5. Do… be clear about next steps
In your conversation, state clearly what should ideally happen next. Where appropriate, give likely consequences if things don’t improve. For example, if informal discussions don’t have the desired impact within an appropriate timescale, you may need to involve HR, and move towards more formalised procedures. You should make this (and any other possible consequences) clear as part of your informal discussions.
1. Don’t… procrastinate
Resist the temptation to bury your head in the sand and hope that the need to have a difficult conversation will just go away. Chances are, the root cause of a difficult conversation will remain, and a lack of action on your part can make things worse. You also risk losing the respect and trust of your team if you don’t deal with issues which affect them.
2. Don’t… start sentences with ‘you’
For example, ‘you are always late’ or ‘you never meet deadlines’ sounds like you are on the attack. This will most likely make the person you’re speaking to defensive, and is not conducive to a productive conversation.
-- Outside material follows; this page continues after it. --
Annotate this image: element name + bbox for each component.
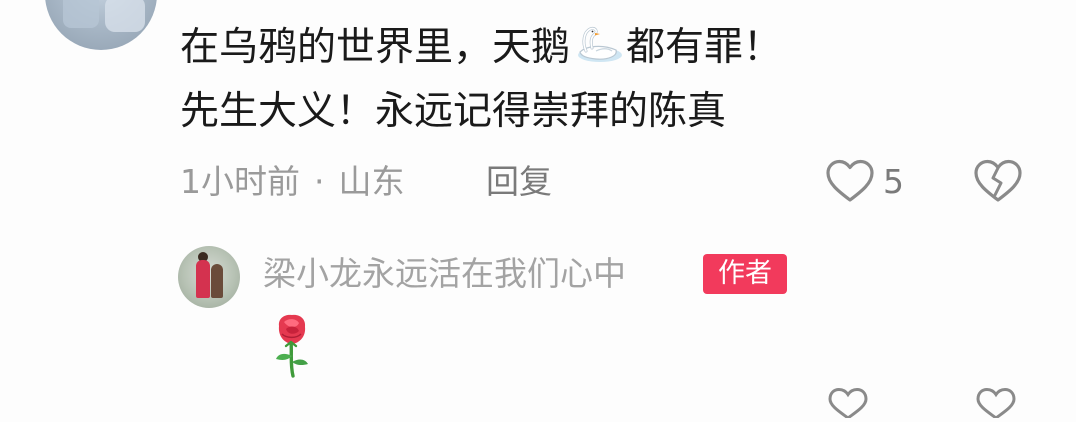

Instead, point out that the behaviour, rather than the person, is causing a problem. For example, you could say ‘the missed deadlines have a serious impact on our reputation’ rather than ‘you never meet deadlines’. You could also use ‘we’ in place of ‘you’; for example, ‘we need to talk about why the deadline was missed’.
3. Don’t… make assumptions or jump to conclusions
If your difficult conversation is to address problem behaviour, remember that there may be mitigating circumstances that could go some way to explaining the negative behaviour, for example illness, stress or other factors, both inside and outside the workplace. Use active listening to try to draw these factors out, while being respectful to your team member at all times.
4. Don’t… let your emotions get in the way
Difficult conversations can often cover sensitive topics, and it’s only natural that people can get emotional. Be prepared for this, and try to keep your own emotions in check. Aim to stay focused and objective. Concentrate on the facts and things you’ve observed directly, rather than hearsay or personal opinion. If you do find yourself being drawn in on an emotional level, take a break if you can. Give yourself (and the other person) some space before returning to discuss the issues with a clear head.
5. Don’t… be afraid
Finally, if your informal conversations aren’t having the desired effect, don’t be afraid to move things on. You may need to explore more formal measures, such as disciplinary action or implementation of your organisation’s capability procedure. If this is the case, you may wish to speak to your own manager, or take advice from your organisation’s HR department (if you have one).